Why more young Albertans are packing naloxone kits to save peers at bars and parties
CBC
Jordan Knapp notices a bag of cocaine on a glass table at a Calgary house party.
Then she looks at a friend sitting on a couch nearby. He's pale, silent. She touches him and notices how sweaty he is.
It's an overdose, she realizes. After years of experience as a social worker, the signs are clear.
She runs to another room and grabs a naloxone kit, a small pouch with an antidote to reverse opioid overdoses.
With the help of two others, she gets her friend into a cold shower and jabs the needle into his bottom.
"He came back after one vial," remembers Knapp, who had used naloxone kits before — but never on someone she knew.
"It was just very traumatic for me.… I think doing it on a friend was more traumatic than doing it on a stranger."
Knapp, who's 31, is far from the only young Albertan packing a naloxone kit these days to parties, bars and other social gatherings.
The number of free kits being distributed by the province through select pharmacies and community centres has jumped by 47 per cent year over year — to 65,149 in the first half of 2021 from 44,221 in the same period in 2020.
And young adults like Knapp and workers at pharmacies and community centres where they're being distributed tell CBC News that people in their 20s and 30s are driving much of the demand.

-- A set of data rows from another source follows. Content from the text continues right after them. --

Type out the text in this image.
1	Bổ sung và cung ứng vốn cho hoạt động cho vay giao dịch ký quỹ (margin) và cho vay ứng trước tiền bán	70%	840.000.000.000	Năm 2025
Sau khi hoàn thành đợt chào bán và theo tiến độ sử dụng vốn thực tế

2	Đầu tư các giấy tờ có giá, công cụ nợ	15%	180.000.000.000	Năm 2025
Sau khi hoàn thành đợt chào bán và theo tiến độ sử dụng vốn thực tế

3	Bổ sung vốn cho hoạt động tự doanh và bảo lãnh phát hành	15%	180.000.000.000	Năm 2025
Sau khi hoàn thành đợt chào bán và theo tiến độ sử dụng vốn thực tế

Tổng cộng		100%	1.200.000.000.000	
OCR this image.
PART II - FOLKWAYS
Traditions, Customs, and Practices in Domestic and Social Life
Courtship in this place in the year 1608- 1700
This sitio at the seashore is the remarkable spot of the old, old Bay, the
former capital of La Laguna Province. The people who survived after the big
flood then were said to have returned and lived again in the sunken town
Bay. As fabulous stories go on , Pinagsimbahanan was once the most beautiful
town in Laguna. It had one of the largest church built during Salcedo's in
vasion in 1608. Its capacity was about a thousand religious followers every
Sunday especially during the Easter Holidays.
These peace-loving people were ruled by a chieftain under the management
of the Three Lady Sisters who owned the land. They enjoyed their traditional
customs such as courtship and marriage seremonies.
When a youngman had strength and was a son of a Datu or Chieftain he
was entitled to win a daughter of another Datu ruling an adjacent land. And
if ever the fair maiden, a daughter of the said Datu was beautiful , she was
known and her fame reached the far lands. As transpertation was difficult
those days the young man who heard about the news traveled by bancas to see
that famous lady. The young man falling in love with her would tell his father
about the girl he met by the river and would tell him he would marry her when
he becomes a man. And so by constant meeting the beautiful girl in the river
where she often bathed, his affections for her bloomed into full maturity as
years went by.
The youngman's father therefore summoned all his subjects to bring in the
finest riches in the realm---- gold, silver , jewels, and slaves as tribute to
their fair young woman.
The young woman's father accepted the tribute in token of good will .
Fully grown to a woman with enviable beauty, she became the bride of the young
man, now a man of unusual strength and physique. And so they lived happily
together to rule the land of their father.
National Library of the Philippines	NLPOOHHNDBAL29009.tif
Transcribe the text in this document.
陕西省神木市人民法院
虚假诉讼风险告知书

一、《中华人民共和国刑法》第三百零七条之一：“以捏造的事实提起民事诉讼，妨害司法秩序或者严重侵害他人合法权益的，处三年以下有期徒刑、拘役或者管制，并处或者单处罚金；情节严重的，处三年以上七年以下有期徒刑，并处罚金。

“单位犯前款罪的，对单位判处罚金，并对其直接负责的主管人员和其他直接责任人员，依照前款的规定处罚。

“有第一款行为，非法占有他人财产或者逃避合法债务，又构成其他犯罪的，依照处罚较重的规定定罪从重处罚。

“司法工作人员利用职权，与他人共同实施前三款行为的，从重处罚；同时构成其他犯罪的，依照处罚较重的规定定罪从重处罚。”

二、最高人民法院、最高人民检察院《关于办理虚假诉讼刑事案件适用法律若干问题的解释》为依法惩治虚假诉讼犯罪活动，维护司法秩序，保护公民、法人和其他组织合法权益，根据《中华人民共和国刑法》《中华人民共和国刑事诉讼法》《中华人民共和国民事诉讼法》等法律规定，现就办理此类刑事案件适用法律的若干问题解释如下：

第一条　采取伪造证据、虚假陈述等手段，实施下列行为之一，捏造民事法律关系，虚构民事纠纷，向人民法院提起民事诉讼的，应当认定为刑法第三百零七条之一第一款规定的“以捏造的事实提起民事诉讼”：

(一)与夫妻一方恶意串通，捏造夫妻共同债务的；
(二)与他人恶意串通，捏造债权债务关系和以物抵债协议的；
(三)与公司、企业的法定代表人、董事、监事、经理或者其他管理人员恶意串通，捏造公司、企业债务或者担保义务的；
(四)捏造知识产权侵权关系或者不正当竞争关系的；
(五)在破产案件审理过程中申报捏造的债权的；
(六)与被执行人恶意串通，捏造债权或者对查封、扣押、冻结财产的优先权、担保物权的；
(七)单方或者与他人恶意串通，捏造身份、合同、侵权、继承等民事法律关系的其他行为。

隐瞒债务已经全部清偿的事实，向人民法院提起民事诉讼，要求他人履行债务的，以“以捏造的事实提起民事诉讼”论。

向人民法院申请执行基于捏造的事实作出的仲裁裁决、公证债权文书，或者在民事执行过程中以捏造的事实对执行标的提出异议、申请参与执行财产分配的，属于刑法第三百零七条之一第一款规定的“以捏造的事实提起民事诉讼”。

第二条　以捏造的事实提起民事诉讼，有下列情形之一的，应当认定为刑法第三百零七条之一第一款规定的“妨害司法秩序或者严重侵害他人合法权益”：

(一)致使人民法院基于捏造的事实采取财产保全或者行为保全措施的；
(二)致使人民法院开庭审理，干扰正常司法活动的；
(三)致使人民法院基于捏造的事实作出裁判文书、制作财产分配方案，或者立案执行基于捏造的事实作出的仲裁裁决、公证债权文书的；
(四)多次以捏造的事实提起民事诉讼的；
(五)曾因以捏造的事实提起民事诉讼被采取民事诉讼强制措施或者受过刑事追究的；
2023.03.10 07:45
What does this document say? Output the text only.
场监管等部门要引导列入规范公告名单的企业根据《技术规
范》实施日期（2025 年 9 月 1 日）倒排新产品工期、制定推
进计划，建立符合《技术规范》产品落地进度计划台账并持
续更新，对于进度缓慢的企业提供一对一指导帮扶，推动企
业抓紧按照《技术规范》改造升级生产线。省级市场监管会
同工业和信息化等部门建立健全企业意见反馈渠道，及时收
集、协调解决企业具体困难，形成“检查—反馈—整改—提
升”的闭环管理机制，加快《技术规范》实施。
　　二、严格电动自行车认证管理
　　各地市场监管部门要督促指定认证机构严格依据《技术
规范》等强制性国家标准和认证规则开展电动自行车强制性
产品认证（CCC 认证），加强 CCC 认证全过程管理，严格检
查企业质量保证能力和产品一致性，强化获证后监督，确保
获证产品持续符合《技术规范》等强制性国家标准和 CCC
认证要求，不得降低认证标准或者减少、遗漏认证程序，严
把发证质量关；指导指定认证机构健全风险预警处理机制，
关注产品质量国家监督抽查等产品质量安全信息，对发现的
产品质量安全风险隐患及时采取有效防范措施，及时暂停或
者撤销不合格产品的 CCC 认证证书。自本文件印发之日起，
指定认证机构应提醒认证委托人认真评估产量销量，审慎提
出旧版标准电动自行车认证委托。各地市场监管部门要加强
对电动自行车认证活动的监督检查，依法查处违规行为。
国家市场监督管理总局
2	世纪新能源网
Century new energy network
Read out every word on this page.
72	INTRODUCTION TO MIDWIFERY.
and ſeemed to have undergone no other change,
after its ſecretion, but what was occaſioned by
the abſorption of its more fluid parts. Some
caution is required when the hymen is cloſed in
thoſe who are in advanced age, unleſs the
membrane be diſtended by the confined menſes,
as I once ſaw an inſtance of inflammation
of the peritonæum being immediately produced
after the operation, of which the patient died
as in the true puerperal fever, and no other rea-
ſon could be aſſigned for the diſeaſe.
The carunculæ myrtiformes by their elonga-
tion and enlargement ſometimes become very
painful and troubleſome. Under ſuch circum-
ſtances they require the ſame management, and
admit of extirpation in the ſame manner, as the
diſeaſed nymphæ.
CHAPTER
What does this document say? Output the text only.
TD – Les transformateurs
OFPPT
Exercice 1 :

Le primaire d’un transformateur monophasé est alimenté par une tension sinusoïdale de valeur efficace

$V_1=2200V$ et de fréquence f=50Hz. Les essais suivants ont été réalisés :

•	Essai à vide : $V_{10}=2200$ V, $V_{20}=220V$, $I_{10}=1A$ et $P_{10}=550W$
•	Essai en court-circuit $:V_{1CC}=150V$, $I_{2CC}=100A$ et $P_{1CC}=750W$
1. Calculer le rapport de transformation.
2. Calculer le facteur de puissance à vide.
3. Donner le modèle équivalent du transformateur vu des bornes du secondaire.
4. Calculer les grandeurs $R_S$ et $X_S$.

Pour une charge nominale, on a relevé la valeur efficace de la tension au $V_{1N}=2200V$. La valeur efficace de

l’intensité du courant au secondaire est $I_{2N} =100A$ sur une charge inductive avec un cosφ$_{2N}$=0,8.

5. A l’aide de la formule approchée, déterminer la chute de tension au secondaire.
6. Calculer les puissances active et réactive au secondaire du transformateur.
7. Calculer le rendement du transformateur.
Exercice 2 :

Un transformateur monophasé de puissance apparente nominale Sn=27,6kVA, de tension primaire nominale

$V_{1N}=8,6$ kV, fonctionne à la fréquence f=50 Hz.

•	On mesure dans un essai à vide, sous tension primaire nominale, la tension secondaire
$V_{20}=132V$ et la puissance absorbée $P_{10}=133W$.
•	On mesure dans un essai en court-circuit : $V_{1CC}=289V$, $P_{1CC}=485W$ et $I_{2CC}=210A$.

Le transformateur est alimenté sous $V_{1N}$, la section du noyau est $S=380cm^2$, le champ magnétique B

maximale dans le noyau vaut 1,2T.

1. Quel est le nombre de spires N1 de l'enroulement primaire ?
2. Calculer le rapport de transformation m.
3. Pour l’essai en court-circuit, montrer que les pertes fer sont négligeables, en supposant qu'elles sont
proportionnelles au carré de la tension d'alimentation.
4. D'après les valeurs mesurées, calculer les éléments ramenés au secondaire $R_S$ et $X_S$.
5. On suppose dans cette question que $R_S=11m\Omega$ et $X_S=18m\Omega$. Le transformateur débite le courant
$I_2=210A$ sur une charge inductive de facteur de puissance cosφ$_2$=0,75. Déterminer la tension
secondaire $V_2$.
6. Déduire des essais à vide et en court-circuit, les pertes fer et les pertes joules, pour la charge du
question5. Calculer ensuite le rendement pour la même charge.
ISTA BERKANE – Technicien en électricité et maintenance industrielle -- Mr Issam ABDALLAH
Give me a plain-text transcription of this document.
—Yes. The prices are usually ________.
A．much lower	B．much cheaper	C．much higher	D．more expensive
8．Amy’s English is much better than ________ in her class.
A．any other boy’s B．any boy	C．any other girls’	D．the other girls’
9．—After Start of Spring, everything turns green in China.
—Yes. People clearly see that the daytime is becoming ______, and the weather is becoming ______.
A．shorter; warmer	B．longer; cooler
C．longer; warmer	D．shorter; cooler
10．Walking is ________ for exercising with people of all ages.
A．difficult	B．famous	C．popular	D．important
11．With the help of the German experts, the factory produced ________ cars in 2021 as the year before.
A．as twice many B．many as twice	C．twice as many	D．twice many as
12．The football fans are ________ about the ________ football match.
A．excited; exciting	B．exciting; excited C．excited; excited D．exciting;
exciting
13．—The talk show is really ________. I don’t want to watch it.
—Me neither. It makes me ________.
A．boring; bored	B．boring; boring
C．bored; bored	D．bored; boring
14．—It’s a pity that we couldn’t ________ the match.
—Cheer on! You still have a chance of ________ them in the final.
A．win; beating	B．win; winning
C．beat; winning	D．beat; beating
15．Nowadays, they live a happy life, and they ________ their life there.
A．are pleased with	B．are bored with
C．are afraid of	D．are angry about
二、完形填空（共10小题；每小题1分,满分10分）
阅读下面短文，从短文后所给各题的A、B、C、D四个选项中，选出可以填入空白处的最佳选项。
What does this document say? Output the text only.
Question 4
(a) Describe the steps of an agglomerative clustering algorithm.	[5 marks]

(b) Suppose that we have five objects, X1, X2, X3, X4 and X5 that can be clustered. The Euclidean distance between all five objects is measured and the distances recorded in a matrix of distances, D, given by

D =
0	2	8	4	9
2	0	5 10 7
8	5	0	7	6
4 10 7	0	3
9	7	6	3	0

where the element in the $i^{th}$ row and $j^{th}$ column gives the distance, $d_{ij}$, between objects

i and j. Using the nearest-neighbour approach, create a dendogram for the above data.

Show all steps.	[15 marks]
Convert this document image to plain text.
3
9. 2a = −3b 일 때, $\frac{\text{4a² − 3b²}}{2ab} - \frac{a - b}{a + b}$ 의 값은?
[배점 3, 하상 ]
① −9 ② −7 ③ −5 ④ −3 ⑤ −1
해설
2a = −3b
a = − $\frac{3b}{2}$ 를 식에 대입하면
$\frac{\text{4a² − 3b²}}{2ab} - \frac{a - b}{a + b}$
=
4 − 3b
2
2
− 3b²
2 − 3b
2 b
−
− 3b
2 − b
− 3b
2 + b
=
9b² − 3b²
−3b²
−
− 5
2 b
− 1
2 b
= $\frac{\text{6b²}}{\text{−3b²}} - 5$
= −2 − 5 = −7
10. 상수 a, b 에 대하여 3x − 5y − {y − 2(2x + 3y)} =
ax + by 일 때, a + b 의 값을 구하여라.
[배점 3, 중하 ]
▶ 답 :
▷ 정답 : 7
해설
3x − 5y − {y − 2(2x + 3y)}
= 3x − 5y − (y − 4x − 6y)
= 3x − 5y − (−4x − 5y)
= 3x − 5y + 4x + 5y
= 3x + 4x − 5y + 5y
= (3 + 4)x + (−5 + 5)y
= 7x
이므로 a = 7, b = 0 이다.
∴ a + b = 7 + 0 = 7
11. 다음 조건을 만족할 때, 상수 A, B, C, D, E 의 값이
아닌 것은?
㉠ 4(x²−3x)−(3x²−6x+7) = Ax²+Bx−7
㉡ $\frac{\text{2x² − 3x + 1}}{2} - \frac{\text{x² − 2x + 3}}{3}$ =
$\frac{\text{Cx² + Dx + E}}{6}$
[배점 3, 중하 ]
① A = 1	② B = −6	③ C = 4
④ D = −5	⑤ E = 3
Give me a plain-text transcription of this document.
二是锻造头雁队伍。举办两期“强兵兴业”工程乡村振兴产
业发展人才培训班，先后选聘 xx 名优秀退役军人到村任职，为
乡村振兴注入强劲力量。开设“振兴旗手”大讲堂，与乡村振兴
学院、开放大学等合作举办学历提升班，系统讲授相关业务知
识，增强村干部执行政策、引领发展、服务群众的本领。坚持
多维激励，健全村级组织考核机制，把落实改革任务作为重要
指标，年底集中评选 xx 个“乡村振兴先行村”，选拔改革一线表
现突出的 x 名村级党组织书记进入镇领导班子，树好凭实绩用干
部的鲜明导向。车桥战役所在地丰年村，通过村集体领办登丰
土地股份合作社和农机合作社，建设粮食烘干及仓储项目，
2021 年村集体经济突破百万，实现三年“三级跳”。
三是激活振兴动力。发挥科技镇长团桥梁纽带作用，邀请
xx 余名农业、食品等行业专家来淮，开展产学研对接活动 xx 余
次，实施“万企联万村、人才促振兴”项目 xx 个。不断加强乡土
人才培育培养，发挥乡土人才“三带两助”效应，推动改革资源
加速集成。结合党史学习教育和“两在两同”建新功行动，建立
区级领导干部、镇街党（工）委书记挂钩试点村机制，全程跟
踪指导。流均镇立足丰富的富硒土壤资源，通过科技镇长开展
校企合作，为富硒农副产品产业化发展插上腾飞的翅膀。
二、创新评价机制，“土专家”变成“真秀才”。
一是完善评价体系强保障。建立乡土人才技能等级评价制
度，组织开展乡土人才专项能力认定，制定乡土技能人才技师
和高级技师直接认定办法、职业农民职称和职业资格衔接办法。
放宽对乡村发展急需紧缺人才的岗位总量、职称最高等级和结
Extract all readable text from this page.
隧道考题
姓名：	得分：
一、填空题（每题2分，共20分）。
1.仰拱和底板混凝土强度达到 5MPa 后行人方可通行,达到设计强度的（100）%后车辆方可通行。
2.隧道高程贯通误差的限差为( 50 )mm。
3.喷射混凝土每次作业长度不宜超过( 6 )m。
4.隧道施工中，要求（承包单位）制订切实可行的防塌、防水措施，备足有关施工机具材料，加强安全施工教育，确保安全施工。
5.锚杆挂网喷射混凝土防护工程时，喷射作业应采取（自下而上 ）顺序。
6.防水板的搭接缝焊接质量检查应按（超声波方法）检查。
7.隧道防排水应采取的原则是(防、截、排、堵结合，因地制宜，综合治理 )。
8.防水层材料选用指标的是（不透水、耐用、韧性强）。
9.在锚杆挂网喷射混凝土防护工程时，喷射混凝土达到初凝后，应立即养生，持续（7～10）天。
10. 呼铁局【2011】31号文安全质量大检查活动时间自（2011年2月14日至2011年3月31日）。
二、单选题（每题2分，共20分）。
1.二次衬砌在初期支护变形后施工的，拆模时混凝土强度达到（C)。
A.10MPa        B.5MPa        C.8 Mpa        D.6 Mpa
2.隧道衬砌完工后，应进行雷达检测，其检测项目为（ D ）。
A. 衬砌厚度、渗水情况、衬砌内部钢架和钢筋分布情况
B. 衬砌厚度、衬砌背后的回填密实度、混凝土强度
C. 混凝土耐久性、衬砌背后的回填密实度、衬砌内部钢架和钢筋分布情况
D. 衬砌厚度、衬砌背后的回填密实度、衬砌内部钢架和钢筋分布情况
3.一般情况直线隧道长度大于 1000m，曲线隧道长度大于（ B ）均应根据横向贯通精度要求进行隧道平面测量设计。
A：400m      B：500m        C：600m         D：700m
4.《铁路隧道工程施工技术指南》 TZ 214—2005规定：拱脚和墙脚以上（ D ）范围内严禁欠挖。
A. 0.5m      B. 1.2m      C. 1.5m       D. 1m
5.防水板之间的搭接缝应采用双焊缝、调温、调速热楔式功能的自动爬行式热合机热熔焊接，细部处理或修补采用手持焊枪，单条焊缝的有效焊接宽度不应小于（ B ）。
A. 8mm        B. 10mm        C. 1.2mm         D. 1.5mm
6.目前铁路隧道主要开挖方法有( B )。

It's not surprising, given older teens and young adults are the fast-growing age group in Canada to need hospital care due to overdoses. And in Alberta, which seems poised to have a record number of overdoses this year, more than half the fatalities since January have been among people in their 20s and 30s.
Knapp says she's saved dozens of people using naloxone kits while working as a social worker at a harm reduction facility.
But she also says she's used the kits in her personal life and administered naloxone to three people at parties or bars in the past two years.
"I actually find that I give out kits more to my friends and to people in the bar that are partying rather than people experiencing homelessness," said Knapp, who also works part-time as a server at a downtown bar.